In Verhandlungen priorisieren Gesprächspartner:innen ihre eigenen kurzfristigen Interessen und ignorieren die Konsequenzen ihrer Entscheidungen für zukünftige Generationen. Das zeigt eine experimentelle Studie des Instituts für Psychologie der Universität Hildesheim gemeinsam mit Wissenschaftler:innen der Leuphana Universität Lüneburg.
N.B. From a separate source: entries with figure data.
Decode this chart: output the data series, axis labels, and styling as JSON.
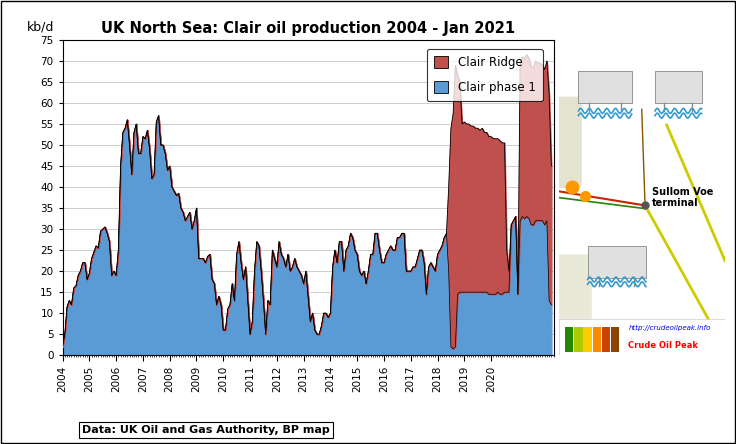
{
  "title": "UK North Sea: Clair oil production 2004 - Jan 2021",
  "ylabel": "kb/d",
  "ylim": [
    0,
    75
  ],
  "yticks": [
    0,
    5,
    10,
    15,
    20,
    25,
    30,
    35,
    40,
    45,
    50,
    55,
    60,
    65,
    70,
    75
  ],
  "source_text": "Data: UK Oil and Gas Authority, BP map",
  "legend_labels": [
    "Clair Ridge",
    "Clair phase 1"
  ],
  "clair_phase1_color": "#5b9bd5",
  "clair_ridge_color": "#c0504d",
  "line_color": "#000000",
  "background_color": "#ffffff",
  "right_panel_color": "#87ceeb",
  "url_text": "http://crudeoilpeak.info",
  "brand_text": "Crude Oil Peak",
  "start_year": 2004,
  "xtick_years": [
    2004,
    2005,
    2006,
    2007,
    2008,
    2009,
    2010,
    2011,
    2012,
    2013,
    2014,
    2015,
    2016,
    2017,
    2018,
    2019,
    2020
  ],
  "clair_phase1_data": [
    2.0,
    5.0,
    11.5,
    13.0,
    12.0,
    16.0,
    16.5,
    19.0,
    20.0,
    22.0,
    22.0,
    18.0,
    19.5,
    23.0,
    24.5,
    26.0,
    25.5,
    29.5,
    30.0,
    30.5,
    29.0,
    27.0,
    19.0,
    20.0,
    19.0,
    25.0,
    45.0,
    53.0,
    54.0,
    56.0,
    50.0,
    43.0,
    53.0,
    55.0,
    48.0,
    48.0,
    52.0,
    51.5,
    53.5,
    49.0,
    42.0,
    43.0,
    55.5,
    57.0,
    50.0,
    50.0,
    48.0,
    44.0,
    45.0,
    40.0,
    39.0,
    38.0,
    38.5,
    35.0,
    34.0,
    32.0,
    33.0,
    34.0,
    30.0,
    32.0,
    35.0,
    23.0,
    23.0,
    23.0,
    22.0,
    23.5,
    24.0,
    18.0,
    17.0,
    12.0,
    14.0,
    12.0,
    6.0,
    6.0,
    11.0,
    12.0,
    17.0,
    13.0,
    24.0,
    27.0,
    22.0,
    18.0,
    21.0,
    13.0,
    5.0,
    8.0,
    20.0,
    27.0,
    26.0,
    20.0,
    13.0,
    5.0,
    13.0,
    12.0,
    25.0,
    23.0,
    21.0,
    27.0,
    24.0,
    23.0,
    21.0,
    24.0,
    20.0,
    21.0,
    23.0,
    21.0,
    20.0,
    19.0,
    17.0,
    20.0,
    14.0,
    8.0,
    10.0,
    6.0,
    5.0,
    5.0,
    7.0,
    10.0,
    10.0,
    9.0,
    10.0,
    21.0,
    25.0,
    22.0,
    27.0,
    27.0,
    20.0,
    25.0,
    26.0,
    29.0,
    28.0,
    25.0,
    24.0,
    20.0,
    19.0,
    20.0,
    17.0,
    20.0,
    24.0,
    24.0,
    29.0,
    29.0,
    25.0,
    22.0,
    22.0,
    24.0,
    25.0,
    26.0,
    25.0,
    25.0,
    28.0,
    28.0,
    29.0,
    29.0,
    20.0,
    20.0,
    20.0,
    21.0,
    21.0,
    23.0,
    25.0,
    25.0,
    22.0,
    14.5,
    21.0,
    22.0,
    21.0,
    20.0,
    24.0,
    25.0,
    26.0,
    28.0,
    29.0,
    20.0,
    2.0,
    1.5,
    2.0,
    14.5,
    15.0,
    15.0,
    15.0,
    15.0,
    15.0,
    15.0,
    15.0,
    15.0,
    15.0,
    15.0,
    15.0,
    15.0,
    15.0,
    14.5,
    14.5,
    14.5,
    14.5,
    15.0,
    14.5,
    14.5,
    15.0,
    15.0,
    15.0,
    31.0,
    32.0,
    33.0,
    14.5,
    32.0,
    33.0,
    32.5,
    33.0,
    32.5,
    31.0,
    31.0,
    32.0,
    32.0,
    32.0,
    32.0,
    31.0,
    32.0,
    13.0,
    12.0
  ],
  "clair_ridge_data": [
    0.0,
    0.0,
    0.0,
    0.0,
    0.0,
    0.0,
    0.0,
    0.0,
    0.0,
    0.0,
    0.0,
    0.0,
    0.0,
    0.0,
    0.0,
    0.0,
    0.0,
    0.0,
    0.0,
    0.0,
    0.0,
    0.0,
    0.0,
    0.0,
    0.0,
    0.0,
    0.0,
    0.0,
    0.0,
    0.0,
    0.0,
    0.0,
    0.0,
    0.0,
    0.0,
    0.0,
    0.0,
    0.0,
    0.0,
    0.0,
    0.0,
    0.0,
    0.0,
    0.0,
    0.0,
    0.0,
    0.0,
    0.0,
    0.0,
    0.0,
    0.0,
    0.0,
    0.0,
    0.0,
    0.0,
    0.0,
    0.0,
    0.0,
    0.0,
    0.0,
    0.0,
    0.0,
    0.0,
    0.0,
    0.0,
    0.0,
    0.0,
    0.0,
    0.0,
    0.0,
    0.0,
    0.0,
    0.0,
    0.0,
    0.0,
    0.0,
    0.0,
    0.0,
    0.0,
    0.0,
    0.0,
    0.0,
    0.0,
    0.0,
    0.0,
    0.0,
    0.0,
    0.0,
    0.0,
    0.0,
    0.0,
    0.0,
    0.0,
    0.0,
    0.0,
    0.0,
    0.0,
    0.0,
    0.0,
    0.0,
    0.0,
    0.0,
    0.0,
    0.0,
    0.0,
    0.0,
    0.0,
    0.0,
    0.0,
    0.0,
    0.0,
    0.0,
    0.0,
    0.0,
    0.0,
    0.0,
    0.0,
    0.0,
    0.0,
    0.0,
    0.0,
    0.0,
    0.0,
    0.0,
    0.0,
    0.0,
    0.0,
    0.0,
    0.0,
    0.0,
    0.0,
    0.0,
    0.0,
    0.0,
    0.0,
    0.0,
    0.0,
    0.0,
    0.0,
    0.0,
    0.0,
    0.0,
    0.0,
    0.0,
    0.0,
    0.0,
    0.0,
    0.0,
    0.0,
    0.0,
    0.0,
    0.0,
    0.0,
    0.0,
    0.0,
    0.0,
    0.0,
    0.0,
    0.0,
    0.0,
    0.0,
    0.0,
    0.0,
    0.0,
    0.0,
    0.0,
    0.0,
    0.0,
    0.0,
    0.0,
    0.0,
    0.0,
    0.0,
    20.0,
    52.0,
    56.0,
    67.0,
    52.0,
    50.0,
    40.0,
    40.5,
    40.0,
    40.0,
    39.5,
    39.5,
    39.0,
    39.0,
    38.5,
    39.0,
    38.0,
    38.0,
    37.5,
    37.5,
    37.0,
    37.0,
    36.5,
    36.5,
    36.0,
    35.5,
    10.0,
    5.0,
    0.0,
    0.0,
    0.0,
    0.0,
    37.5,
    38.0,
    38.0,
    38.5,
    38.0,
    37.5,
    37.5,
    38.0,
    37.5,
    37.5,
    37.0,
    37.0,
    38.0,
    49.0,
    33.0
  ]
}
Spannend wird diese Erkenntnis beispielsweise im Zusammenhang mit Fragen der Ressourcenverteilung oder klimapolitischen Entscheidungen.
In der Studie mit dem Titel »Verhandlungsführer der gegenwärtigen Generationen setzen ihre Interessen auf Kosten der zukünftigen Generationen um«, haben Forschende der Universität Hildesheim und der Leuphana Universität entscheidende Erkenntnisse zu den Herausforderungen intergenerationaler Verhandlungen und deren weitreichenden Auswirkungen aufgedeckt.
»Um gesellschaftlichen Herausforderungen zu begegnen, beispielsweise auf der bevorstehenden UN-Klimakonferenz in Dubai, greifen Entscheidungsträger häufig auf Verhandlungen als bewährtes Mittel zurück, um Konflikte zu lösen und gegenseitig vorteilhafte Lösungen zu finden«, berichtet Dr. Johann Majer vom Institut für Psychologie der Universität Hildesheim. Diese Verhandlungen führen demnach zu Vereinbarungen, die nicht nur die unmittelbar beteiligten Parteien beeinflussen, sondern auch weitreichende und oft dramatisch zeitverzögerte Konsequenzen für zukünftige Generationen haben. Als Ergebnis sehen sich Verhandlungsführer in Konflikten auf zwei Ebenen: mit ihren gegenwärtigen Verhandlungspartnern und den Interessen der Generationen, die noch kommen werden.
Die Forschung, die in fünf sozial-interaktiven Experimenten mit 524 Teilnehmenden durchgeführt wurde, zeigt eine ernüchternde Realität auf: Verhandlungsführende der gegenwärtigen Generation priorisieren oft ihre kurzfristigen Interessen über diejenigen der zukünftigen Generationen.
Die wichtigsten Erkenntnisse der Studie umfassen:
Selbstbezogene Abwägungen: Wenn die gegenwärtigen Verhandlungsführenden Kosten tragen mussten, um die Interessen der zukünftigen Generationen zu realisieren, lagen die Vereinbarungen eindeutig im Interesse der gegenwärtigen Generation.
Tendenz, zukünftige Interessen zu ignorieren: Selbst, wenn die gegenwärtigen Verhandlungsführenden nur die Präferenzen der zukünftigen Generationen berücksichtigen und umsetzen mussten, blieb die Voreingenommenheit für kurzfristige Gewinne bestehen.
Beharrlichkeit trotz schwerwiegender Konsequenzen: Diese Priorisierung gegenwärtiger Interessen über die Interessen zukünftiger Generationen setzte sich selbst dann fort, wenn die Konsequenzen für zukünftige Generationen immer schwerwiegender wurden.
Mit der Veröffentlichung ihrer Ergebnisse verbinden die Wissenschaftler:innen einen Aufruf zum Handeln und betonen die dringende Notwendigkeit von Maßnahmen, die auf eine gerechtere Balance zwischen gegenwärtigen und zukünftigen Interessen abzielen.